Ah, la souveraineté ! Ce mot si noble, est brandi à tout vent par ceux qui, manifestement, en ignorent la substance même. On nous parle avec grandiloquence de souveraineté pour justifier l'injustifiable, pour masquer une étroitesse d'esprit qui ferait pâlir un escargot. Et voilà que, dans un élan de suprême illumination, un étudiant en journalisme, potentiel pilier de l'information (tremblez, rédactions !), nous éclaire sur la véritable menace qui pèserait sur notre chère nation : la coiffure d'une ministre.
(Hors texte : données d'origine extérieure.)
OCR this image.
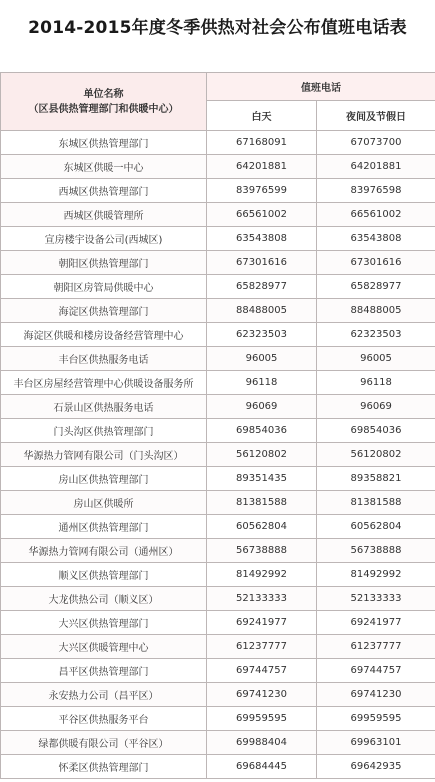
2014-2015年度冬季供热对社会公布值班电话表
单位名称
（区县供热管理部门和供暖中心）	值班电话	
	白天	夜间及节假日
东城区供热管理部门	67168091	67073700
东城区供暖一中心	64201881	64201881
西城区供热管理部门	83976599	83976598
西城区供暖管理所	66561002	66561002
宣房楼宇设备公司(西城区)	63543808	63543808
朝阳区供热管理部门	67301616	67301616
朝阳区房管局供暖中心	65828977	65828977
海淀区供热管理部门	88488005	88488005
海淀区供暖和楼房设备经营管理中心	62323503	62323503
丰台区供热服务电话	96005	96005
丰台区房屋经营管理中心供暖设备服务所	96118	96118
石景山区供热服务电话	96069	96069
门头沟区供热管理部门	69854036	69854036
华源热力管网有限公司（门头沟区）	56120802	56120802
房山区供热管理部门	89351435	89358821
房山区供暖所	81381588	81381588
通州区供热管理部门	60562804	60562804
华源热力管网有限公司（通州区）	56738888	56738888
顺义区供热管理部门	81492992	81492992
大龙供热公司（顺义区）	52133333	52133333
大兴区供热管理部门	69241977	69241977
大兴区供暖管理中心	61237777	61237777
昌平区供热管理部门	69744757	69744757
永安热力公司（昌平区）	69741230	69741230
平谷区供热服务平台	69959595	69959595
绿都供暖有限公司（平谷区）	69988404	69963101
怀柔区供热管理部门	69684445	69642935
Oui, vous avez bien lu. Madame Djirèye Clotilde Coly, ministre de la Jeunesse et des Sports, est désormais une « dissidente culturelle » parce que ses cheveux ne correspondent pas à l'image fantasmée que certains se font du « Sénégalais qu’il représente ». On frôlerait le génie, n'est-ce pas ? Hélas non, un simple délire ! Il semblerait que la souveraineté de notre pays tienne à un cheveu, et plus précisément, à la longueur de celui-ci. Une révélation qui, à coup sûr, fera date dans les annales de la cohésion sociale, et de la mode capillaire.
Quelle ironie de voir un apprenti journaliste, censé être le rempart contre la désinformation et le garant de l'analyse de fond, se transformer en "brigadier de la coiffure".